Adam saw in himself the capacity to uncover the oneness that exists in creation. In the soul of Dovid HaMelech he saw the same talent and sacrificed seventy years of his life so that Dovid HaMelech could continue that mission. As David HaMelech wrote in Tehillim (118) מִן־הַ֖מֵּצַֽר קָרָ֣אתִי יָּ֑הּ עָ֜נָ֗נִי בַּמֶּרְחָ֣ב יָֽהּ, From the narrowness (הַ֖מֵּצַֽר) I called God; God answered (עָ֜נָ֗נִי ) me with a vast expanse. Ultimately it is Mashiach that will finish the job and usher in the era of Olam Haba.

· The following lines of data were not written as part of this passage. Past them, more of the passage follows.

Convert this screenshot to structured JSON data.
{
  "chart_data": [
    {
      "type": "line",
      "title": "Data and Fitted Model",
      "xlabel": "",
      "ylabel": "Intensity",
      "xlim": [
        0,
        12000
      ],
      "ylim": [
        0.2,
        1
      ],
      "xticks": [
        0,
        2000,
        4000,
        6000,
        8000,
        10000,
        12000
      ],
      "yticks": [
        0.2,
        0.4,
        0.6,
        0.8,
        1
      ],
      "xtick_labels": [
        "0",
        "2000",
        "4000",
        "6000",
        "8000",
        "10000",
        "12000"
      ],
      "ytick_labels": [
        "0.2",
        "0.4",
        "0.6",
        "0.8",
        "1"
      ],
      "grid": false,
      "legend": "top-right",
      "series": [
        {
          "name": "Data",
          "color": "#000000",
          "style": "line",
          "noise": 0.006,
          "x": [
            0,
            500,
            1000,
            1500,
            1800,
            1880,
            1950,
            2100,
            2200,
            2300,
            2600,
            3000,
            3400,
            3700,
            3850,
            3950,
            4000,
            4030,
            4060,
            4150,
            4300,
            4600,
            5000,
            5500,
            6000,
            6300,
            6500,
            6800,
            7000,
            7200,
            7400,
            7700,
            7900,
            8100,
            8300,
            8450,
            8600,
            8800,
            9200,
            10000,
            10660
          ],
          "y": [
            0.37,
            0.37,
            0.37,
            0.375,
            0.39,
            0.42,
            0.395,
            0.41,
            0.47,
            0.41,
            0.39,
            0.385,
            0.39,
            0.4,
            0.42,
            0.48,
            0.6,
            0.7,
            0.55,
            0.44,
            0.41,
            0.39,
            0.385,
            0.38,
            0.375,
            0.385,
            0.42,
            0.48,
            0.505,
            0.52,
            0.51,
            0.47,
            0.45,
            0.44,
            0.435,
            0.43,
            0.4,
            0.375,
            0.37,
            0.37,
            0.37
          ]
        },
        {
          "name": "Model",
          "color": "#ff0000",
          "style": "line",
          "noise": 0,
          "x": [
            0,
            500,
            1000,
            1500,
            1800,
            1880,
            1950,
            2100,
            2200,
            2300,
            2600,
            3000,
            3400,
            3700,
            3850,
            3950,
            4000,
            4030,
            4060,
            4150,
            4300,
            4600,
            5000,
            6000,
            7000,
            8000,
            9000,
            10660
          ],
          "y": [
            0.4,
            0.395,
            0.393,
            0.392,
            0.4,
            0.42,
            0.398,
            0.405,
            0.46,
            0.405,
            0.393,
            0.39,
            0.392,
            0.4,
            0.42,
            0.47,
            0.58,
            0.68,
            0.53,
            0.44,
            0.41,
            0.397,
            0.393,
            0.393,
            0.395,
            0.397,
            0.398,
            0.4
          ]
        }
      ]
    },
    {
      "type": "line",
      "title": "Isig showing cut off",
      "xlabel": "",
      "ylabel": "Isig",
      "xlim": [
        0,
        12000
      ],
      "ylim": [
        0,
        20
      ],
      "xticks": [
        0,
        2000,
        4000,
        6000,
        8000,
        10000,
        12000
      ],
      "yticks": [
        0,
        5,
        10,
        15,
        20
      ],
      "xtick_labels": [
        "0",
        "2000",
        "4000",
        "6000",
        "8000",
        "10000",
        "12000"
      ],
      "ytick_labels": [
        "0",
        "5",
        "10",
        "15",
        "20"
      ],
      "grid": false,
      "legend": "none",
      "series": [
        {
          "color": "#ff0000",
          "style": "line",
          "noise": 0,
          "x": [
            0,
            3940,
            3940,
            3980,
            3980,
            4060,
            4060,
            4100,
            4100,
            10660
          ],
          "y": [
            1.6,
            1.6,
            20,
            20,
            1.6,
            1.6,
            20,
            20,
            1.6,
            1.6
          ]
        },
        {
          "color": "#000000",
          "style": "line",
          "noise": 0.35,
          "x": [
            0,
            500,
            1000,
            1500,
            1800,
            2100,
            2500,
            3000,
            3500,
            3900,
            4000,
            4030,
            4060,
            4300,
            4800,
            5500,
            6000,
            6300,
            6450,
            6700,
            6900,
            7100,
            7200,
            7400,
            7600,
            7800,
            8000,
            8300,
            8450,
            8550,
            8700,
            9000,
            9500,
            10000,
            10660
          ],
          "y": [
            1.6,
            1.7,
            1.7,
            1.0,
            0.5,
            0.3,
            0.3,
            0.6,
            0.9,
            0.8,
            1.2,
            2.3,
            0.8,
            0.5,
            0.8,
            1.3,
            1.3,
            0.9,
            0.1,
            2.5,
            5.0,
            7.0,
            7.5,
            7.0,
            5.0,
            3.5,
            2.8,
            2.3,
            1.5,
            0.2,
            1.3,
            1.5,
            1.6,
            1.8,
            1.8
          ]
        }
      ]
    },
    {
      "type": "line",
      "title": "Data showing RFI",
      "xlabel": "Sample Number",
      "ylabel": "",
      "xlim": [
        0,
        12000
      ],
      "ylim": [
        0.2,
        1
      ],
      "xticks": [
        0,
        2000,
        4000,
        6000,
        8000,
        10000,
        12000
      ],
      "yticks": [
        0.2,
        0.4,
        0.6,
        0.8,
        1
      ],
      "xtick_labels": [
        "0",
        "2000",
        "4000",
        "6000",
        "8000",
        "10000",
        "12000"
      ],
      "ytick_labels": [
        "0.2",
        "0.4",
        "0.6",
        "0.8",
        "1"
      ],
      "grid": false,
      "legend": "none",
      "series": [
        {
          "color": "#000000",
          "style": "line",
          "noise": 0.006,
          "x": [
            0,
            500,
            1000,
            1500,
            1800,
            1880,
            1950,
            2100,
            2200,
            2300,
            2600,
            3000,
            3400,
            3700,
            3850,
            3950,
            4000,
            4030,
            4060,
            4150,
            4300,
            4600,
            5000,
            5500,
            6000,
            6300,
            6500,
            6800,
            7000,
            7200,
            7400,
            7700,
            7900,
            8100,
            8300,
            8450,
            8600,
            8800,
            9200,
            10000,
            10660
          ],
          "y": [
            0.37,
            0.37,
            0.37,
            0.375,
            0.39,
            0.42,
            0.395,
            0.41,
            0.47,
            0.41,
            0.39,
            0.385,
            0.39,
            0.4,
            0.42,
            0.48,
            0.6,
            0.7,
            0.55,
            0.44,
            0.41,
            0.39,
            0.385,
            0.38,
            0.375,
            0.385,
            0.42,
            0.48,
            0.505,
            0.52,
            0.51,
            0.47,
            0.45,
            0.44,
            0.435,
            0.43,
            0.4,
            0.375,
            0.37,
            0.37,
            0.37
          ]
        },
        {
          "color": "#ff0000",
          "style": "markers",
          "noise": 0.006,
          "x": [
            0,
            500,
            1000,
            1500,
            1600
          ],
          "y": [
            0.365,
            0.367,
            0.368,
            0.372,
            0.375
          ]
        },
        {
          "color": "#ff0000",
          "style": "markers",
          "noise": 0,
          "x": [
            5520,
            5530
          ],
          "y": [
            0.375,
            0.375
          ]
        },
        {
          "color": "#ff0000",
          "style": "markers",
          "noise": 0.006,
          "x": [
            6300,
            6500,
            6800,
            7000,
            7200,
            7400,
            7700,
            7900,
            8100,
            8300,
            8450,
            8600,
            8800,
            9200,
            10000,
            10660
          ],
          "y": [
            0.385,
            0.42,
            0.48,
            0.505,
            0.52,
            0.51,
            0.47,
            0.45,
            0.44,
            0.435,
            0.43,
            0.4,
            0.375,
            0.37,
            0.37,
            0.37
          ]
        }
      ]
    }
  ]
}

On some year Tisha B'Av falls out on Shabbos. While we do not show any public displays of mourning on Shabbos (there is no special Seuda Hamafsekes before the fast), we are still forbidden from learning Torah after midday on Shabbos afternoon (aside for those sections of Torah which are permitted to be studied on Tisha B’Av). Unless Mikvah night falls out on Friday night, marital relations are prohibited. So we find ourselves in a strange situation. It is Tisha B'Av but not exactly. We eat our regular Shabbos seudas and we delay the fast until Sunday. But in the end we must ask the question, is it Tisha B'Av or Shabbos? I would like to suggest that this type of Tisha B'Av presents us with a unique opportunity. We confront the pain of Tisha B'Av and the oneness of Shabbos at the very same moment. We celebrate Shabbos and mourn Tisha B'Av at the same time. A Jew is obligated to live in two dimensions at once. It is within the pain of the destruction of the Beis HaMikdash that we will find God and rebuild our home. Those that mourn the tragedy of Yerushalayim will merit to see it restored to its state of glory. The simcha of Shabbos is a taste of the simcha we will experience in Olam Haba. On Shabbos/Tisha B'Av may we merit to greet Mashiach and finally uncover what Rav Shlomo Freifeld zt"l called "the symmetry of creation."